Teil I einer vierteiligen Serie.
Jetzt, wo sogar mein Kühlschrank „smart“ sein muss und ein einfacher Sensor als „4.0“ bezeichnet wird, frage ich mich: Haben alle dieselbe Vorstellung von der Definition von Industrie 4.0 und wie weit sind wir tatsächlich in diesem Prozess? Und worum geht es bei 4.0 wirklich? Ich möchte Fakten von Fiktion unterscheiden und hier sind meine Schlussfolgerungen.
Von Henri Fords Flow....
Henry Ford schuf die Flow-Fertigung, die es ermöglichte, große Mengen desselben Produkts zu erschwinglichen Kosten herzustellen. Er beschrieb dies in einer Reihe von (nach wie vor sehr lesenswerten) Büchern. Auf der anderen Seite der Welt wurden diese Bücher nach dem Zweiten Weltkrieg von einem seiner Konkurrenten genauestens studiert: Toyota.

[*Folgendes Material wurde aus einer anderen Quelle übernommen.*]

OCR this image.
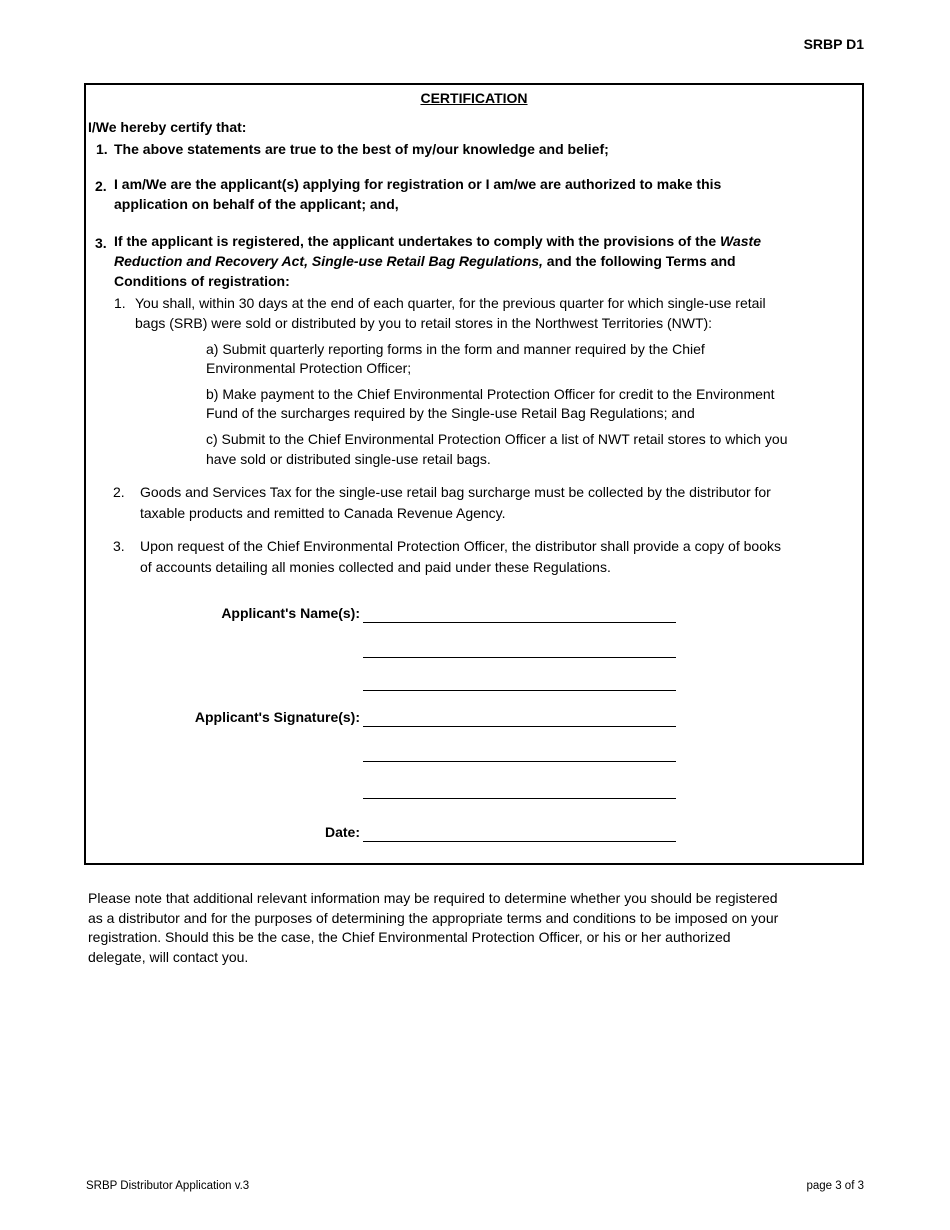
SRBP D1
CERTIFICATION
I/We hereby certify that:
1. The above statements are true to the best of my/our knowledge and belief;
2. I am/We are the applicant(s) applying for registration or I am/we are authorized to make this
application on behalf of the applicant; and,
3. If the applicant is registered, the applicant undertakes to comply with the provisions of the Waste
Reduction and Recovery Act, Single-use Retail Bag Regulations, and the following Terms and
Conditions of registration:
1. You shall, within 30 days at the end of each quarter, for the previous quarter for which single-use retail
bags (SRB) were sold or distributed by you to retail stores in the Northwest Territories (NWT):
a) Submit quarterly reporting forms in the form and manner required by the Chief
Environmental Protection Officer;
b) Make payment to the Chief Environmental Protection Officer for credit to the Environment
Fund of the surcharges required by the Single-use Retail Bag Regulations; and
c) Submit to the Chief Environmental Protection Officer a list of NWT retail stores to which you
have sold or distributed single-use retail bags.
2. Goods and Services Tax for the single-use retail bag surcharge must be collected by the distributor for
taxable products and remitted to Canada Revenue Agency.
3. Upon request of the Chief Environmental Protection Officer, the distributor shall provide a copy of books
of accounts detailing all monies collected and paid under these Regulations.
Applicant's Name(s):
Applicant's Signature(s):
Date:
Please note that additional relevant information may be required to determine whether you should be registered
as a distributor and for the purposes of determining the appropriate terms and conditions to be imposed on your
registration. Should this be the case, the Chief Environmental Protection Officer, or his or her authorized
delegate, will contact you.
SRBP Distributor Application v.3	page 3 of 3
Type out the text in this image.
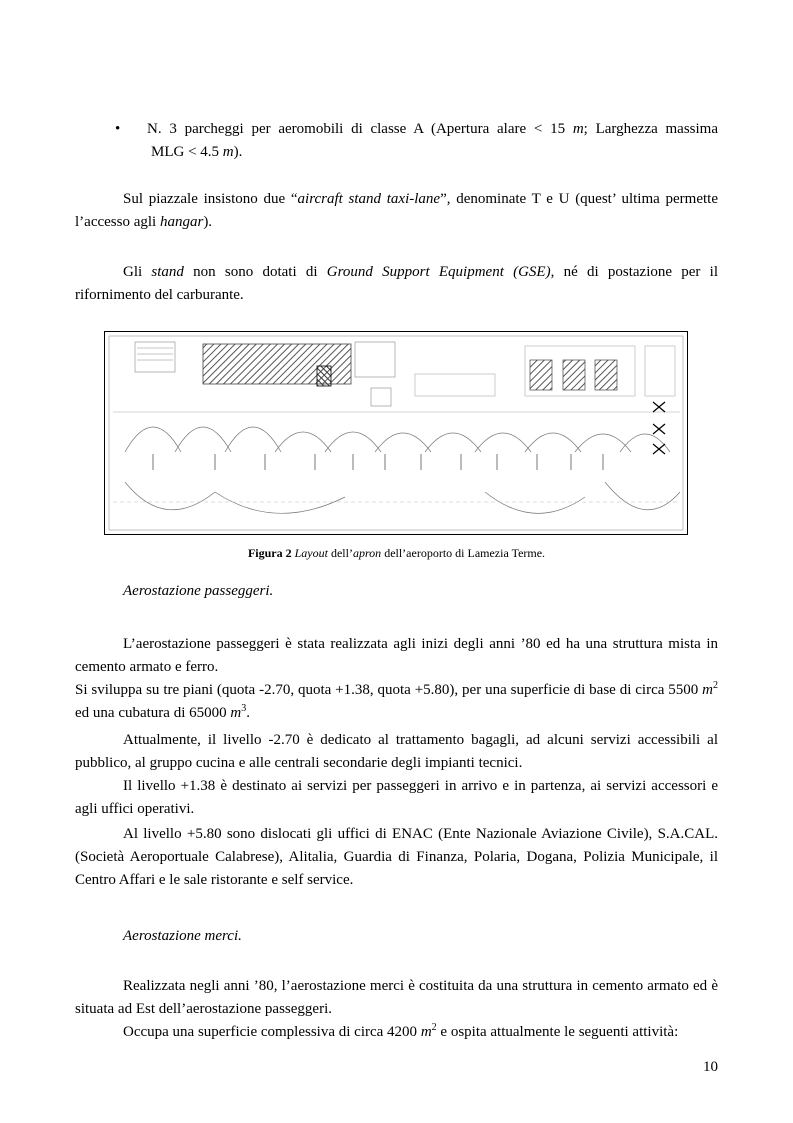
• N. 3 parcheggi per aeromobili di classe A (Apertura alare < 15 m; Larghezza massima

MLG < 4.5 m).

Sul piazzale insistono due “aircraft stand taxi-lane”, denominate T e U (quest’ ultima permette l’accesso agli hangar).

Gli stand non sono dotati di Ground Support Equipment (GSE), né di postazione per il rifornimento del carburante.

Figura 2 Layout dell’apron dell’aeroporto di Lamezia Terme.

Aerostazione passeggeri.

L’aerostazione passeggeri è stata realizzata agli inizi degli anni ’80 ed ha una struttura mista in cemento armato e ferro.

Si sviluppa su tre piani (quota -2.70, quota +1.38, quota +5.80), per una superficie di base di circa 5500 $m^2$ ed una cubatura di 65000 $m^3$.

Attualmente, il livello -2.70 è dedicato al trattamento bagagli, ad alcuni servizi accessibili al pubblico, al gruppo cucina e alle centrali secondarie degli impianti tecnici.

Il livello +1.38 è destinato ai servizi per passeggeri in arrivo e in partenza, ai servizi accessori e agli uffici operativi.

Al livello +5.80 sono dislocati gli uffici di ENAC (Ente Nazionale Aviazione Civile), S.A.CAL. (Società Aeroportuale Calabrese), Alitalia, Guardia di Finanza, Polaria, Dogana, Polizia Municipale, il Centro Affari e le sale ristorante e self service.

Aerostazione merci.

Realizzata negli anni ’80, l’aerostazione merci è costituita da una struttura in cemento armato ed è situata ad Est dell’aerostazione passeggeri.

Occupa una superficie complessiva di circa 4200 $m^2$ e ospita attualmente le seguenti attività:

10
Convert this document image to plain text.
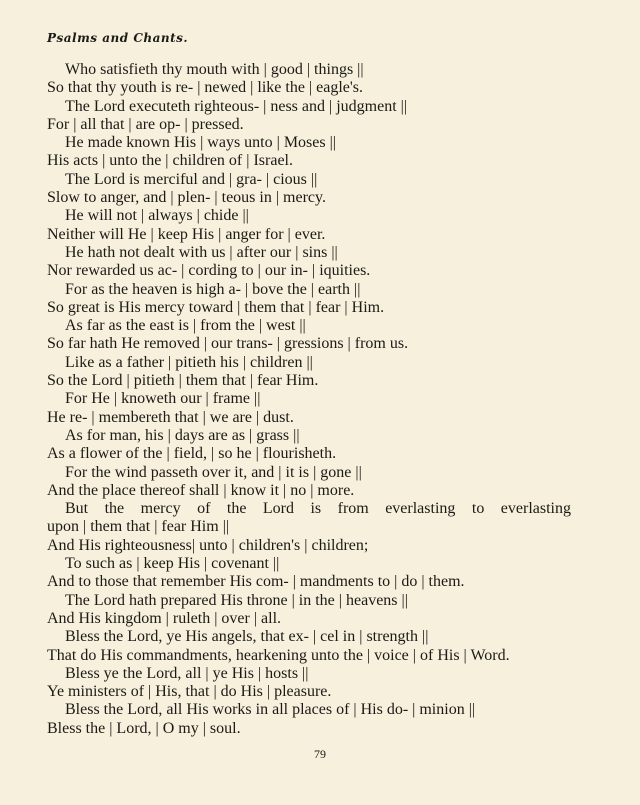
Psalms and Chants.
Who satisfieth thy mouth with | good | things ||
So that thy youth is re- | newed | like the | eagle's.
The Lord executeth righteous- | ness and | judgment ||
For | all that | are op- | pressed.
He made known His | ways unto | Moses ||
His acts | unto the | children of | Israel.
The Lord is merciful and | gra- | cious ||
Slow to anger, and | plen- | teous in | mercy.
He will not | always | chide ||
Neither will He | keep His | anger for | ever.
He hath not dealt with us | after our | sins ||
Nor rewarded us ac- | cording to | our in- | iquities.
For as the heaven is high a- | bove the | earth ||
So great is His mercy toward | them that | fear | Him.
As far as the east is | from the | west ||
So far hath He removed | our trans- | gressions | from us.
Like as a father | pitieth his | children ||
So the Lord | pitieth | them that | fear Him.
For He | knoweth our | frame ||
He re- | membereth that | we are | dust.
As for man, his | days are as | grass ||
As a flower of the | field, | so he | flourisheth.
For the wind passeth over it, and | it is | gone ||
And the place thereof shall | know it | no | more.
But the mercy of the Lord is from everlasting to everlasting
upon | them that | fear Him ||
And His righteousness| unto | children's | children;
To such as | keep His | covenant ||
And to those that remember His com- | mandments to | do | them.
The Lord hath prepared His throne | in the | heavens ||
And His kingdom | ruleth | over | all.
Bless the Lord, ye His angels, that ex- | cel in | strength ||
That do His commandments, hearkening unto the | voice | of His | Word.
Bless ye the Lord, all | ye His | hosts ||
Ye ministers of | His, that | do His | pleasure.
Bless the Lord, all His works in all places of | His do- | minion ||
Bless the | Lord, | O my | soul.
79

...zu Toyota One Piece Flow
Toyota, ursprünglich ein Hersteller von Webstühlen, setzte Fords Prinzipien detailliert um. Es gab jedoch zwei Unterschiede:
1. Während in den USA alles im Überfluss vorhanden war, herrschte auf der japanischen Insel, die kaum über natürliche Ressourcen verfügt, traditionell Mangel an allem, was zu einer unglaublichen Fokussierung auf die Vermeidung von Verschwendung führte.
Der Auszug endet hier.